On December 15, 2022, the ACLU of Kansas, UCLA Voting Rights Project, American Civil Liberties Union, and pro bono partner Cleary Gottlieb LLP filed a federal lawsuit challenging the at-large method of elections in Dodge City, Kansas, charging it unlawfully dilutes the voting power of Latine* residents.
The case was filed on behalf of two Latino residents of Dodge City, who live in areas that could be drawn into single-member districts that would give them the opportunity to elect candidates of choice. The current at-large system violates Section 2 of the Voting Rights Act of 1965, and the Fourteenth Amendment.
The Latine population in Dodge City is large and growing, with Latine residents making up 65% of the city’s total population, 59% of its voting-age population, and 46% of its citizen voting-age population. However, since at least the year 2000, no Latine-preferred candidates have been elected to the five-member Dodge City Commission. The commission's at-large system of voting means that qualified city residents can vote in elections for all five districts — as opposed to a single-member district model, wherein commission members would represent specific geographic districts within the city and only qualified residents within those districts could vote.
While Dodge City’s Latine population votes cohesively, the city’s at-large system has allowed the non-Hispanic white population to vote as a bloc to prevent the Latine population from electing candidates of choice.
It would be possible to draw a commission map that would give the Latine population the ability to elect candidates of choice in at least two out of five districts.
On April 18, 2023, the Court denied Defendants’ motion to dismiss, allowing the case to go forward. Defendants moved to certify the case for interlocutory appeal and to stay the case pending appeal, but the Court denied those motions as well.
The parties proceeded to litigate the case on an expedited timeline. In September 2023, Defendants filed motions to exclude two of Plaintiffs’ expert witnesses, as well as a motion for summary judgment. Plaintiffs successfully opposed all three motions. The Court granted in part and denied in part the motions to exclude Plaintiffs’ experts and denied Defendants’ summary judgment motion in its entirety.
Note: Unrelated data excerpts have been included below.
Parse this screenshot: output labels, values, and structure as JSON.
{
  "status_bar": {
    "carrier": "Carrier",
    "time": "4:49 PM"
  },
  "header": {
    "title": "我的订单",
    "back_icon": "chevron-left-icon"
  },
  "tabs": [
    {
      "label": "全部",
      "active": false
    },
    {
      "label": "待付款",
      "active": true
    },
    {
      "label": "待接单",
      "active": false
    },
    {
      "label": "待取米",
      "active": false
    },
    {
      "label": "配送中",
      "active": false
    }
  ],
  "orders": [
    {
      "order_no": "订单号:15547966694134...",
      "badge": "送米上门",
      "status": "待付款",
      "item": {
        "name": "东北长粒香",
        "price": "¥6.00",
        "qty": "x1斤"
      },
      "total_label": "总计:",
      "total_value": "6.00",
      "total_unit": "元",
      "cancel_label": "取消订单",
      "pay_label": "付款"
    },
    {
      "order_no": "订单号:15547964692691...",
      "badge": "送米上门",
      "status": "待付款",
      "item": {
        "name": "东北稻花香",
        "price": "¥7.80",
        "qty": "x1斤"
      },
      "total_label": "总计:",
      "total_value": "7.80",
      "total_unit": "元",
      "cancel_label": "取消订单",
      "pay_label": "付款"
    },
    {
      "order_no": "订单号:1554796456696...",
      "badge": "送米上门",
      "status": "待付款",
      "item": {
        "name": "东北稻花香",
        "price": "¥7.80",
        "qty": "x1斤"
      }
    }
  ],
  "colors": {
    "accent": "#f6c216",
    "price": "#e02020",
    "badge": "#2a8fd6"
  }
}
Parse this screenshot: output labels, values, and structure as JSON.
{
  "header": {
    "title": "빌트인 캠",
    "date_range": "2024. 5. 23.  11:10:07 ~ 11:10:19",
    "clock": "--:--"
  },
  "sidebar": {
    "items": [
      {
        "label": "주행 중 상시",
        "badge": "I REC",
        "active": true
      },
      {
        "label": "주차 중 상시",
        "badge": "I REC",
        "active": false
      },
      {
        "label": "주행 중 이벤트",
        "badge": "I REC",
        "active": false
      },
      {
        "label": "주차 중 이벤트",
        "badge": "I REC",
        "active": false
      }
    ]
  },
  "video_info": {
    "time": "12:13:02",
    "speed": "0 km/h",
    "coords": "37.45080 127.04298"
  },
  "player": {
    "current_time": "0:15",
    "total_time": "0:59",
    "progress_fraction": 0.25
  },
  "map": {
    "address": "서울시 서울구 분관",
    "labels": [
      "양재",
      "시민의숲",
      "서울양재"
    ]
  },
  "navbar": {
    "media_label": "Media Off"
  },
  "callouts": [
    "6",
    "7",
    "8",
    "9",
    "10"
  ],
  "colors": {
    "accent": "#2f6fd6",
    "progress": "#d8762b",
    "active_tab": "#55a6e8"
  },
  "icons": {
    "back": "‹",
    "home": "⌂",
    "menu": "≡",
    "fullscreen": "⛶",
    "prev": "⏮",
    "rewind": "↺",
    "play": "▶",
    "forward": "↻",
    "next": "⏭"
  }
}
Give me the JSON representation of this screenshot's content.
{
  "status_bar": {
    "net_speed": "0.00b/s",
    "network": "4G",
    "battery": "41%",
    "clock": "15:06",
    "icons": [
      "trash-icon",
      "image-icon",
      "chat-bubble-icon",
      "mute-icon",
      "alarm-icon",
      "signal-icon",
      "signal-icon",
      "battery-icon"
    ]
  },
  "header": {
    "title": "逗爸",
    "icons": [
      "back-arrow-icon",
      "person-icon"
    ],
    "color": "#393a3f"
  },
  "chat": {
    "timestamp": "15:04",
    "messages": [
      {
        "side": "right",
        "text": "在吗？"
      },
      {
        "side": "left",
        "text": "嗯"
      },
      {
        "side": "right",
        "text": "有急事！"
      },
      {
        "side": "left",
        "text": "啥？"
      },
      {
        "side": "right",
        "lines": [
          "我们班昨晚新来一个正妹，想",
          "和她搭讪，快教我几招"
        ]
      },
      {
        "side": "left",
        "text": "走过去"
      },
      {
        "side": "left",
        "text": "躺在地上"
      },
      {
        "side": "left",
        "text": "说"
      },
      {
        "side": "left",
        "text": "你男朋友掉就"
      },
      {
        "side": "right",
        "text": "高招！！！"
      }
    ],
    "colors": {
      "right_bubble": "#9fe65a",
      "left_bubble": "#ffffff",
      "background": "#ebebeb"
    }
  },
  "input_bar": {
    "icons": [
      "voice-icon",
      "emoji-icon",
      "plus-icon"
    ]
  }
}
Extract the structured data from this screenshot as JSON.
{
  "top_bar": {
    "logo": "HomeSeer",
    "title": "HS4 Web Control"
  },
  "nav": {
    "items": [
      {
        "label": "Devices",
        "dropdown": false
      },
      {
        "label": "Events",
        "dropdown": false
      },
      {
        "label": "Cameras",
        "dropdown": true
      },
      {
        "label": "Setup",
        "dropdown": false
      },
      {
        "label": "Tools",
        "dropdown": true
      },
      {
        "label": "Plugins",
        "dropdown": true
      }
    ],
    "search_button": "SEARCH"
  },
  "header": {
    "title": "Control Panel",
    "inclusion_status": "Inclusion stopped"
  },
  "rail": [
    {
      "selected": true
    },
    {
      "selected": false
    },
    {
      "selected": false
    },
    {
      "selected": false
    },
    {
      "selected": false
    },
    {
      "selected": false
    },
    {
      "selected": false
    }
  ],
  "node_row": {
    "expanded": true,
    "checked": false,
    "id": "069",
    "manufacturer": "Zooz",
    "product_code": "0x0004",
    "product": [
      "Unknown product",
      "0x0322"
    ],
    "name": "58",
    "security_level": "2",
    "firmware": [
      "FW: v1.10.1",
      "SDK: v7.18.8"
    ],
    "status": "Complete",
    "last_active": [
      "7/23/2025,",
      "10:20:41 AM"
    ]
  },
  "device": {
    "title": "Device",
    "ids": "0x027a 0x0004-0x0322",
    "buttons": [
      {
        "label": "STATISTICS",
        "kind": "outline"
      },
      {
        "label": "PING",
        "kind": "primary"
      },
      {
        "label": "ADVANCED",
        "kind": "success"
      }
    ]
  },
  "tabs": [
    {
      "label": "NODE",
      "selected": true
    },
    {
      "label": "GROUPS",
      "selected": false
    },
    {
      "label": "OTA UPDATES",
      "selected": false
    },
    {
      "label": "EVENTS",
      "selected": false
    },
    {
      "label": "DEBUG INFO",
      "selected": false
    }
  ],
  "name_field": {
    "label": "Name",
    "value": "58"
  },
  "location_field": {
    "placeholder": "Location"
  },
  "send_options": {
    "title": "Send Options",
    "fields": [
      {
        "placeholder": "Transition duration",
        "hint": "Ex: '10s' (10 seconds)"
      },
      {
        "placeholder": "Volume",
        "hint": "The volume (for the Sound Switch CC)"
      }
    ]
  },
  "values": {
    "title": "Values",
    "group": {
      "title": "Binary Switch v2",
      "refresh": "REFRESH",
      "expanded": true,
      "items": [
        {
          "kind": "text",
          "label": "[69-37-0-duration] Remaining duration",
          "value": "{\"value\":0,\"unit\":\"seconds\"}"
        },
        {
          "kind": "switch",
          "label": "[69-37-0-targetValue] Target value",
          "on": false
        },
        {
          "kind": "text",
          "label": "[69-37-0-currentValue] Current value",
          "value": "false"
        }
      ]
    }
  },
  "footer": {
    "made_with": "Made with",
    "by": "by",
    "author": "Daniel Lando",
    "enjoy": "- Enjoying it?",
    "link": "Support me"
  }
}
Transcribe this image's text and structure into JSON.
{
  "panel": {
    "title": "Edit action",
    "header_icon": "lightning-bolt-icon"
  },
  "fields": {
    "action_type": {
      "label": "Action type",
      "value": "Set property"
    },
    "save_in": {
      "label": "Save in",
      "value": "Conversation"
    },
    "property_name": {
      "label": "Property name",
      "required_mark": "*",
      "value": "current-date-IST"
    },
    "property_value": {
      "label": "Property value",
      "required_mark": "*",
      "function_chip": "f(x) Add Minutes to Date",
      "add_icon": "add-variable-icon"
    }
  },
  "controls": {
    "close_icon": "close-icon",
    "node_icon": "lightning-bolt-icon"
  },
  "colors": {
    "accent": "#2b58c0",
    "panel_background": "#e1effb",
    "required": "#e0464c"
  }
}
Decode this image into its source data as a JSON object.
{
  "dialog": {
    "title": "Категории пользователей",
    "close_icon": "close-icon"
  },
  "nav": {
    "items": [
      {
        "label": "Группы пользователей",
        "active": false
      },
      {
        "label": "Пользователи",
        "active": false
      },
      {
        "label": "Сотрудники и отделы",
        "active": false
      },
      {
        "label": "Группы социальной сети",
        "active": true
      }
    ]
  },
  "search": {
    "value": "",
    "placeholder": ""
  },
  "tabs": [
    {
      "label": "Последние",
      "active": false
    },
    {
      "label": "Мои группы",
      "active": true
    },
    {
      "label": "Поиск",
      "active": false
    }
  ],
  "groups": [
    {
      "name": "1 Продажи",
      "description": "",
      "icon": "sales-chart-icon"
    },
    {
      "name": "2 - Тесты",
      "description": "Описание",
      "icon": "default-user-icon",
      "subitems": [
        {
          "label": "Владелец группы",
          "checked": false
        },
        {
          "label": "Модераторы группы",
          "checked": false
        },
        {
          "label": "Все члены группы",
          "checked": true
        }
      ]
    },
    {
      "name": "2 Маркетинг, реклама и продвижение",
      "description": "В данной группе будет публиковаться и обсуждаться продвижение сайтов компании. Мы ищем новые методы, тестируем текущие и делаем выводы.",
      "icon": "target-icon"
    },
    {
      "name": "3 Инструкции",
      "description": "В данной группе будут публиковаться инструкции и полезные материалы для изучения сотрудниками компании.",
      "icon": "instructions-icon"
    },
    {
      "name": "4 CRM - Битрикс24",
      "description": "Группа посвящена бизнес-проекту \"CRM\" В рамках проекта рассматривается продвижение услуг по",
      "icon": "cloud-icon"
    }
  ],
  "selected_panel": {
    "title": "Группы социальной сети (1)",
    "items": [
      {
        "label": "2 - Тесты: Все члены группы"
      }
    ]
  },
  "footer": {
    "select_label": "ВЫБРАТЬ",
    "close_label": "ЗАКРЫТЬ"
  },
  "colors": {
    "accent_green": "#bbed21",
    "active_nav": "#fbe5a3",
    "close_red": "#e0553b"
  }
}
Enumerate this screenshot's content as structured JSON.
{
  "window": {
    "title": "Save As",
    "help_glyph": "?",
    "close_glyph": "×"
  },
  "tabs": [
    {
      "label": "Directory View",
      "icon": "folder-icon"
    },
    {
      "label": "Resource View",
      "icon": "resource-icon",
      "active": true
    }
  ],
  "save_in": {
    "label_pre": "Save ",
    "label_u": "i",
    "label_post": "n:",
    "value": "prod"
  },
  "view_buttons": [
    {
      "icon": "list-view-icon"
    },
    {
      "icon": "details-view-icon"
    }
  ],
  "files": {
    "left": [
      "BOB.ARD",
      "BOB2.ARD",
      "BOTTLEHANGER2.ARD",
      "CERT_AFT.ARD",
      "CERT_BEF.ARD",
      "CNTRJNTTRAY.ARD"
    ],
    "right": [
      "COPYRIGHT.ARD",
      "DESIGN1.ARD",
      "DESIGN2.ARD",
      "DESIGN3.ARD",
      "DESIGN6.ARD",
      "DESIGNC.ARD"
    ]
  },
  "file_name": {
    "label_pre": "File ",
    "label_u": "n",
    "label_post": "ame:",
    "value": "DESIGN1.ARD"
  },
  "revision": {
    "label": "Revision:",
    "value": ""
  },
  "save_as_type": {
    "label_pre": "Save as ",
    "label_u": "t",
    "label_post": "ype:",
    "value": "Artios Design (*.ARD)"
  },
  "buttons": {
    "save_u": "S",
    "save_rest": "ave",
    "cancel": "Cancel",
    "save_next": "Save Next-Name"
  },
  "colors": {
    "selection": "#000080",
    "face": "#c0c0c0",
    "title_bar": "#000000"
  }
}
On July 10, 2024, the Court issued its verdict in favor of the City, finding that Plaintiffs had met the first two Gingles preconditions, but not the third.
*Latine is the gender neutral of Latino and Latina. The complaint and this release use Latine/Hispanic interchangeably to refer to individuals who self-identify as Latine or Hispanic. When referring to certain population data, the terms “Hispanic” or “Hispanic or Latino” mean non-white persons of “Hispanic” or “Hispanic or Latino” origin as defined by the United States Census Bureau and U.S. Office of Management and Budget.